On rencontre parfois une vieille peinture saisissante : on voit le Christ chargé de sa croix, et derrière lui une multitude qui l’accompagne et cherche à le soulager. Dans un tableau du musée de Parme, c’est une cohue de fidèles, une forêt de croix. Ailleurs, toute l’humanité, pape, rois, hommes, femmes, s’attelle à la cruelle poutre dont l’équerre repose sur l’épaule de Jésus. Le plus émouvant de ces tableaux est celui de Barna, où le divin condamné passe, pliant sous le faix, avec une indicible angoisse, tandis qu’un frère Prêcheur à genoux tend les bras, s’élance d’un sublime mouvement de pitié.

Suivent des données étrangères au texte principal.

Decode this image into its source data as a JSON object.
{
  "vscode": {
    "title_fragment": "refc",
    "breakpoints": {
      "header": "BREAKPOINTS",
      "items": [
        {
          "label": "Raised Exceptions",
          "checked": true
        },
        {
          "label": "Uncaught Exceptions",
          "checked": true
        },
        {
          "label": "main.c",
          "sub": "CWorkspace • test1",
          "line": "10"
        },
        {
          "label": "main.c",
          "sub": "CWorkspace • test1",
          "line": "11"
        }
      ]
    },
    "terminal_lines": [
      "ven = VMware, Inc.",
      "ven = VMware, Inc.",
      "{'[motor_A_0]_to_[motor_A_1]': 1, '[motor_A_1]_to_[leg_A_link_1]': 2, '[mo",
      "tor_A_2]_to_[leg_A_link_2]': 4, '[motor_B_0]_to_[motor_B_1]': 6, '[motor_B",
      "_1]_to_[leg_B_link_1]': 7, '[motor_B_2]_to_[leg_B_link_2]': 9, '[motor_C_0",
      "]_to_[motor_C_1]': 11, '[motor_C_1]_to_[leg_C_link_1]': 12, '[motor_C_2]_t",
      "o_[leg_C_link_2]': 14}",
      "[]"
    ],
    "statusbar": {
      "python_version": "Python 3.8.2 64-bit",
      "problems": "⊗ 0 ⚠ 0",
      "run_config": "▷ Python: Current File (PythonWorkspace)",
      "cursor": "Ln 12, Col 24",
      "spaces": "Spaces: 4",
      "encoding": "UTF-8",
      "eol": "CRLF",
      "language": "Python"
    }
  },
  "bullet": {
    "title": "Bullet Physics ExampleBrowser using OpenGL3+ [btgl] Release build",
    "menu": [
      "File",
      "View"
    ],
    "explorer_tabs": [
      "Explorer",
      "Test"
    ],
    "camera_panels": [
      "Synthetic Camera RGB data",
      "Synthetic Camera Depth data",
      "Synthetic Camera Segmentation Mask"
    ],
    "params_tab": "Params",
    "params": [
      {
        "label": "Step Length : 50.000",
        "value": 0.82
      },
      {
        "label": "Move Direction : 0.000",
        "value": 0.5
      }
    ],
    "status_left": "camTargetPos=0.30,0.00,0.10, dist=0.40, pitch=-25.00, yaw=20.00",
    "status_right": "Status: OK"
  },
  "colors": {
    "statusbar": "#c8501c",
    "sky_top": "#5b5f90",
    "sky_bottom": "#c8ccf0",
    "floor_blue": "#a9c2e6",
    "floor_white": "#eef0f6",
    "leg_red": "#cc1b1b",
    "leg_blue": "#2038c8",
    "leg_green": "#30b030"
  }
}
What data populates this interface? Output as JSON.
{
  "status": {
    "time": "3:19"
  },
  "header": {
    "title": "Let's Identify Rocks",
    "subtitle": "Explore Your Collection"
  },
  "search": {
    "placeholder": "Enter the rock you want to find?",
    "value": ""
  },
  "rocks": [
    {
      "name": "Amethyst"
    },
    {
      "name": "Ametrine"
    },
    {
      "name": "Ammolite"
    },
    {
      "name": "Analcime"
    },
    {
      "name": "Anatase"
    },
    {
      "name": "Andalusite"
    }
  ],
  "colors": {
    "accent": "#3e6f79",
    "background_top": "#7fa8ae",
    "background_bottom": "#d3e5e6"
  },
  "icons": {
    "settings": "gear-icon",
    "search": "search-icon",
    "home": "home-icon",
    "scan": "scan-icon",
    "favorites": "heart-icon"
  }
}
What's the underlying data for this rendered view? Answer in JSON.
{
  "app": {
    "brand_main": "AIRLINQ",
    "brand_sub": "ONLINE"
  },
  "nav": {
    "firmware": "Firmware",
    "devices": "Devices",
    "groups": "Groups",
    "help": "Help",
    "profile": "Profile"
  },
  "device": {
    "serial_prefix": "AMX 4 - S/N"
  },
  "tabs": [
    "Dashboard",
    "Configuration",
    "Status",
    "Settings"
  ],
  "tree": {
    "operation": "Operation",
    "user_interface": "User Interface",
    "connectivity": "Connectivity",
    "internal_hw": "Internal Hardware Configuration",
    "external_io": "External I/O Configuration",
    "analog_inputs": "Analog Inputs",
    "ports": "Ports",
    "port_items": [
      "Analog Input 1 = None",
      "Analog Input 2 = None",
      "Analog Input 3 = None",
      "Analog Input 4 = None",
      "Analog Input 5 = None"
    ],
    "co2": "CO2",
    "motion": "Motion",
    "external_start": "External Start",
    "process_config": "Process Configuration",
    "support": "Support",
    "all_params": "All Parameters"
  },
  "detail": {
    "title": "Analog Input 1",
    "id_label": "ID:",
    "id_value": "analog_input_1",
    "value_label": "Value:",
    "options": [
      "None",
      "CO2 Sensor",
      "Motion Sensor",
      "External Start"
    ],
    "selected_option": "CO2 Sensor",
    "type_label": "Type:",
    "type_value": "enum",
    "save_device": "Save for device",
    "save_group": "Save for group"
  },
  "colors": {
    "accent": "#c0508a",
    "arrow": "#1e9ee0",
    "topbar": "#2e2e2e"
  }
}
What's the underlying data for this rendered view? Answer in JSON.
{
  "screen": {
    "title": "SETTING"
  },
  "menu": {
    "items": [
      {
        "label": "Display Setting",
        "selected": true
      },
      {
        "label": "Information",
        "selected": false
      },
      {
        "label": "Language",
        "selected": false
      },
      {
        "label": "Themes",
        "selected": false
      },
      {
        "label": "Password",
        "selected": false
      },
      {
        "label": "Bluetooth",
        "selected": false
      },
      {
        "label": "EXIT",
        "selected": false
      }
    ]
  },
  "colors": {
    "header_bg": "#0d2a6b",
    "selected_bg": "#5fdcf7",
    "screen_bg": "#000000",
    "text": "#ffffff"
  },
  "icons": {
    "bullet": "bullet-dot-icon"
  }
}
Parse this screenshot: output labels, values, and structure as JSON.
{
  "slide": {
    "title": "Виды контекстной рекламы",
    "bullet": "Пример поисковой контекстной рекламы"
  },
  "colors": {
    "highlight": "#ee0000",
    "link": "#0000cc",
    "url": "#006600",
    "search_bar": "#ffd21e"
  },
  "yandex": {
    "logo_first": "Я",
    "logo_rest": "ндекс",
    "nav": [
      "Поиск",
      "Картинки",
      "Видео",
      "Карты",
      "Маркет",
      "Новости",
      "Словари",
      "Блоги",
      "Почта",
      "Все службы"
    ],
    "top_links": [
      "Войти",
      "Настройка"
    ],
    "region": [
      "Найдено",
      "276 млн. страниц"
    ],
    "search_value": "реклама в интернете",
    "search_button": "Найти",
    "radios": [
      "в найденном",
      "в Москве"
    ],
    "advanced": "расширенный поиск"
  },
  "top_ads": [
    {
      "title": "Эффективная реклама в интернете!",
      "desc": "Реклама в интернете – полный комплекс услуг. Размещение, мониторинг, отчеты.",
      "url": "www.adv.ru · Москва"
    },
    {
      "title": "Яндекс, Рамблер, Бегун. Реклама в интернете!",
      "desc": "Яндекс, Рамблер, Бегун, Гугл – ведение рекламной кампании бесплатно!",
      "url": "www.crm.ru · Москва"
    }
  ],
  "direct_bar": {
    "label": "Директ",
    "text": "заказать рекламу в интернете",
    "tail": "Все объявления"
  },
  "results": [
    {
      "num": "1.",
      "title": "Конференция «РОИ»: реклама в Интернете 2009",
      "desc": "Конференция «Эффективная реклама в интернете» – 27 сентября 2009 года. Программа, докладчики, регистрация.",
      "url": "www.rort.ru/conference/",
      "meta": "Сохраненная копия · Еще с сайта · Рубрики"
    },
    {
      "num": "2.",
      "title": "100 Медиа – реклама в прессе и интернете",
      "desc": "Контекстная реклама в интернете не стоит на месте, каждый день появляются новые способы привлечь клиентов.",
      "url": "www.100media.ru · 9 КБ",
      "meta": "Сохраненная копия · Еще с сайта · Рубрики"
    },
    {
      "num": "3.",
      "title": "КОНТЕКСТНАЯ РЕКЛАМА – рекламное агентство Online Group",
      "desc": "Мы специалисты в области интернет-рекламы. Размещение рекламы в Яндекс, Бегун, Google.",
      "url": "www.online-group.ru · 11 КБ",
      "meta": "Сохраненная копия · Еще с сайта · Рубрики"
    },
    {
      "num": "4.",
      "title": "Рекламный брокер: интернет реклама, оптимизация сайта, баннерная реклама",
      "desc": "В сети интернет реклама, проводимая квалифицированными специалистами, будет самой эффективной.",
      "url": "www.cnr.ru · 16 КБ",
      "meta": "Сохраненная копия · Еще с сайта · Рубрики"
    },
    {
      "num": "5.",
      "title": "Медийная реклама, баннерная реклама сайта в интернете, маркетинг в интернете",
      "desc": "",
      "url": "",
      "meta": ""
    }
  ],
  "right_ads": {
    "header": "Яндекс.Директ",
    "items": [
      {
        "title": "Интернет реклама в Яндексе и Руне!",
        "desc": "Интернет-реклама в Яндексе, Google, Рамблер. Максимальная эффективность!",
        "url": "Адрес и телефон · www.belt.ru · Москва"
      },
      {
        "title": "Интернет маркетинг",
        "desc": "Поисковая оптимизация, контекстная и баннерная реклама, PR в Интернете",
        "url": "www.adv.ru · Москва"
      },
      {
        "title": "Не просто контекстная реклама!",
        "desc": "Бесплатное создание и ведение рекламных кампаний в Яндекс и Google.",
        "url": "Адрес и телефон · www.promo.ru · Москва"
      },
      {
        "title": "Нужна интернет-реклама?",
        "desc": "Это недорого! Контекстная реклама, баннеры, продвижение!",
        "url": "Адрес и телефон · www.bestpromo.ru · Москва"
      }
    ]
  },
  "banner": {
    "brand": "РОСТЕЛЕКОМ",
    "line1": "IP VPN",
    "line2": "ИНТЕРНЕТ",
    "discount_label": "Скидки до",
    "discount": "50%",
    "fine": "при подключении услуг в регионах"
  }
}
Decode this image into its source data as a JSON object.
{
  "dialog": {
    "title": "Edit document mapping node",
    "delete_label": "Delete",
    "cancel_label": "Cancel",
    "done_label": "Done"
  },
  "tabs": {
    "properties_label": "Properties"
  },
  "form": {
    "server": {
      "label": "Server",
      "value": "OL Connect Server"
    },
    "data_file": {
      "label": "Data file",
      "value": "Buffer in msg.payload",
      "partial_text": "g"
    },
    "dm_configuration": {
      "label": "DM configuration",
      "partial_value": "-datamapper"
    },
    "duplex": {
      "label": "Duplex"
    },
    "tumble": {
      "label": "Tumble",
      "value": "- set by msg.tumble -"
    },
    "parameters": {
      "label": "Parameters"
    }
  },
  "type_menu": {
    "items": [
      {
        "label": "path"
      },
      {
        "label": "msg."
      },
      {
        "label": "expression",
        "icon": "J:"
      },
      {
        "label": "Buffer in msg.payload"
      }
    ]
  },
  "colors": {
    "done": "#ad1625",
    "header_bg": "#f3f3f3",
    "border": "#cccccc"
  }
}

Ce geste, ce désir d’expier, de souffrir cette sympathie pour la douleur, ce fut toute la pensée, tout l’idéal du moyen âge.

François avait trouvé tout formé avant lui ce sentiment singulier ; il en avait été nourri et comme bercé. Les ordres mendiants ne firent qu’endiguer, que canaliser plus ou moins ce profond besoin de larmes. Mais la source mystérieuse avait des crues subites : à tout moment, elle déborde. Je vous ai parlé déjà de la grande flagellation. Je ne refais pas le tableau de cette tourmente sacrée[1].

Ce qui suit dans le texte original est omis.